Cl0p group fuels record ransomware attacks in 2025

Ransomware attacks have surged to historic levels in early 2025, mainly driven by the Cl0p ransomware group. Reports indicate that February saw nearly 1,000 attacks, which is the highest recorded in a single month. The group is responsible for 385 of these attacks in just the first few weeks of the year. According to NordStellar, ransomware incidents have increased by 81% compared to the previous year. Cl0p, which emerged in 2019, offers ransomware-as-a-service, allowing other criminals to use their tools to launch attacks. Their notoriety grew significantly after a major breach involving MOVEit Managed File Transfer, which affected over 600 organizations and 40 million individuals. In 2025, 844 out of 2,040 reported victims were from the United States.
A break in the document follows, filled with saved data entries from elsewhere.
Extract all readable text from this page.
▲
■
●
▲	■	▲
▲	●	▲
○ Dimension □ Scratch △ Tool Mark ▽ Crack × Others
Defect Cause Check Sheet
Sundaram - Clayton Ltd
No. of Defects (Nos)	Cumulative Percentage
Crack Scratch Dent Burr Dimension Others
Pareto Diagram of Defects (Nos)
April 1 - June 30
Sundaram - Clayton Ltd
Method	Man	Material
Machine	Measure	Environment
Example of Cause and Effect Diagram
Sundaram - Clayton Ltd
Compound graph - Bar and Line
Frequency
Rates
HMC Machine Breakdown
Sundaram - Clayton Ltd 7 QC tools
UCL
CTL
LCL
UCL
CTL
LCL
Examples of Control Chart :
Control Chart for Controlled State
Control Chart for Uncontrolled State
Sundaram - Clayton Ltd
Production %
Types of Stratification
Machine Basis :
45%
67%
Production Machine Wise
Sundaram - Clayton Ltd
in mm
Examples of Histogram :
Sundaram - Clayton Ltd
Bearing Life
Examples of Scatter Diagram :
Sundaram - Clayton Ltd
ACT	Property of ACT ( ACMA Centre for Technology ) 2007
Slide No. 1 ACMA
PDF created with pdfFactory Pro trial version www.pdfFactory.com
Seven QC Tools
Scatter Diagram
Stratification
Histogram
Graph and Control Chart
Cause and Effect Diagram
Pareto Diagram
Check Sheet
Cybersecurity expert Vakaris Noreika explains that American organizations are often targeted due to their wealth, cyber insurance, and interconnected networks. Noreika describes the rise in attacks as unprecedented, attributing it to hackers exploiting vulnerabilities and the proliferation of ransomware services. Noreika also emphasizes the need for organizations to address vulnerabilities quickly, citing previous incidents involving file transfer software. To combat ransomware threats, NordStellar recommends multi-layered cybersecurity, regular data backups, and multi-factor authentication. Employee training and endpoint protection systems are also advised to prevent unauthorized access and detect intrusions.